Judul : Merawat Sepakbola Indonesia
Penulis : Fajar Junaedi, dkk
Penerbit : Fandom Indonesia
Tahun : 2019
Tebal : x + 192 halaman
ISBN : 978-602-52096-8-0
Dewasa ini, berbicara mengenai kemajuan sepak bola tentu tidak hanya berbicara perihal perbaikan teknis olah bolanya saja, ada berbagai aspek melingkupinya yang juga perlu diperbaiki.
Mulai dari pembangunan ekosistem industri yang baik, federasi yang sehat, tata kelola klub yang baik, pentingnya keterlibatan Pemerintah Daerah di beberapa kebijakan, dan upaya membuka kesadaran suporter bahwa mereka bukan hanya konsumen dalam sepak bola.
Melalui buku Merawat Sepakbola Indonesia, Fajar Junaedi dan dua puluh penulis lain mencoba menuliskan ulasan berkaitan dengan aspek-aspek tersebut. Yang justru tidak terfokus pada permainan sepak bola itu sendiri.
Dalam buku ini terdapat dua bagian, yaitu Kultur dan Asa. Dengan total 21 bab yang masing-masing ditulis oleh penulis berbeda. Hal ini membuat setiap bab memiliki gaya penulisan yang khas dan terkesan tidak membosankan saat dibaca.
Dalam bagian pertama, yaitu Kultur. Ada empat bab yang mengulas tentang sekelumit permasalahan sepak bola di level daerah. Yaitu di Kota Ponorogo, Madiun, Cirebon, dan Bekasi.

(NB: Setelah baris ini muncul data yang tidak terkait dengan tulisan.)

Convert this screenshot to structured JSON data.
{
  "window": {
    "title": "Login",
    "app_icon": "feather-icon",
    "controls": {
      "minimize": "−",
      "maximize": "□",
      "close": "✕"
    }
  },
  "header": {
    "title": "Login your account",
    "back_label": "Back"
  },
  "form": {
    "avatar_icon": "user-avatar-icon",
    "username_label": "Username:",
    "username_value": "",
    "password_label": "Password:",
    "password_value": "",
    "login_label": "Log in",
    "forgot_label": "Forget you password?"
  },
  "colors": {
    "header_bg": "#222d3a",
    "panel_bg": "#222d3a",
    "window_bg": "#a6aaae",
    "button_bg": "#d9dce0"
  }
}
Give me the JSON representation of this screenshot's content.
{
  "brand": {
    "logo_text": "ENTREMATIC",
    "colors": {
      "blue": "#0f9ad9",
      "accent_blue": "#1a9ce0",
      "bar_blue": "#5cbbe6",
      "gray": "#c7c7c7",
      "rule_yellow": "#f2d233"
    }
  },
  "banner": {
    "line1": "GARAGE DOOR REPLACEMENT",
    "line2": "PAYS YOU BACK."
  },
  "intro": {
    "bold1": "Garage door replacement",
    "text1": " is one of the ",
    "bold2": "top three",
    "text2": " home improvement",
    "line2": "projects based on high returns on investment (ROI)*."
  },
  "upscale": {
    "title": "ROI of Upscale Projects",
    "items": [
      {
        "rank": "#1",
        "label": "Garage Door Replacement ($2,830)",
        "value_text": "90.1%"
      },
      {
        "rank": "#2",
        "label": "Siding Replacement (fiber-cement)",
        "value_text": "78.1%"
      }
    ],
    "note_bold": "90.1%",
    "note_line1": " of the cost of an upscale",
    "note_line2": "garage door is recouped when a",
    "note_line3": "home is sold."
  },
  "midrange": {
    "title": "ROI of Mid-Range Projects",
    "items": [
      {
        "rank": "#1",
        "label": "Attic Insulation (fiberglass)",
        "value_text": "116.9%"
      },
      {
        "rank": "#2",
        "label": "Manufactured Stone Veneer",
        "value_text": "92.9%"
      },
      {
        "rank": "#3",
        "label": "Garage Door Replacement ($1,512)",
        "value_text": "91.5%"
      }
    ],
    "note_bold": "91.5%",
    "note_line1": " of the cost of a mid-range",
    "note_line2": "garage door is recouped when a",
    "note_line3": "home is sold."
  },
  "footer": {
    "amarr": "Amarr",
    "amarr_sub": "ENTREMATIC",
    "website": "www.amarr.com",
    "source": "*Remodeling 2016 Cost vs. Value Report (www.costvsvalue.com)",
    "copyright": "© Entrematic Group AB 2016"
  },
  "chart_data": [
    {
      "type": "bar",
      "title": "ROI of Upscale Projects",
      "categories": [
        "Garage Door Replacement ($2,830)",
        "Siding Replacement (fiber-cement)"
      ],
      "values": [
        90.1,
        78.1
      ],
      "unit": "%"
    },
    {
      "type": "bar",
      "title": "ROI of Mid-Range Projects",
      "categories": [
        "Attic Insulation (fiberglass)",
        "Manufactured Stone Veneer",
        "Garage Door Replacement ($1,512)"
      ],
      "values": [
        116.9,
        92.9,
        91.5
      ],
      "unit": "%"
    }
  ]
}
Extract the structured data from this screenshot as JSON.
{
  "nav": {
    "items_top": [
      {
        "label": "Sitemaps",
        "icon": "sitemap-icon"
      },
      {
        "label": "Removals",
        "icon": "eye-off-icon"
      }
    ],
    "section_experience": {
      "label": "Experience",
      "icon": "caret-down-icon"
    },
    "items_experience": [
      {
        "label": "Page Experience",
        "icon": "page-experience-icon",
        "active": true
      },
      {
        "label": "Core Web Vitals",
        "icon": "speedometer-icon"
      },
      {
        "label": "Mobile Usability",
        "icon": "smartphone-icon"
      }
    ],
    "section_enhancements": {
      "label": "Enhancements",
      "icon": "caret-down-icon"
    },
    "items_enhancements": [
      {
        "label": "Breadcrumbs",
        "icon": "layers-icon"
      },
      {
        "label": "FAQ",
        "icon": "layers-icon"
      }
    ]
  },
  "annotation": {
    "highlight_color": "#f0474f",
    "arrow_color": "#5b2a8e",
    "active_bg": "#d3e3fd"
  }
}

Kota yang jarang terdengar hingar-bingarnya di kancah sepak bola nasional tersebut ternyata memiliki sekelumit masalah yang cukup kompleks.
Mulai dari kepedulian masyarakat dan dukungan dari pemerintah daerah yang minim. Lalu dualisme yang terjadi dalam tubuh kepengurusan klub. Menjadikan daerah tersebut belum mampu berbicara banyak di kancah Sepak Bola Nasional.
Dengan dibalut penulisan yang apik dan jujur, sekelumit masalah ini berhasil membuat pembaca seakan ikut merasakan kebingungan dan kemarahan seperti yang dialami para suporter di kota tersebut.
Di sisi lain, keberanian para penulis dalam mengutarakan kebobrokan sepak bola daerah yang dibalut rasa emosional tinggi, secara tidak langsung telah menularkan semangat revolusi kepada suporter di daerah lain.
Beralih ke bagian Asa, di awal bagian ini kita akan bertemu dengan sekelumit hal lain yang terkadang menjadi benalu dalam tubuh Sepak Bola Indonesia. Yaitu hubungan antara Sepak Bola dan Politik.
Dalam bab berjudul “Merawat Sepakbola Indonesia dari Politik yang Berjerawat: Langkah Preventif Terhadap Janji Manis Politis”, penulis seolah berusaha membuka mata para pembaca untuk melihat busuknya politik yang masuk lalu menggerogoti sepak bola.
Sepak bola dan politik memang sulit dipisahkan, karena dua hal tersebut ibarat dua sisi mata uang logam yang akan terus berkelindan.
Faridhian Anshari memberikan beberapa catatan terkait langkah-langkah yang bisa dilakukan untuk mencegah Dementor berwujud politik merasuki sepak bola.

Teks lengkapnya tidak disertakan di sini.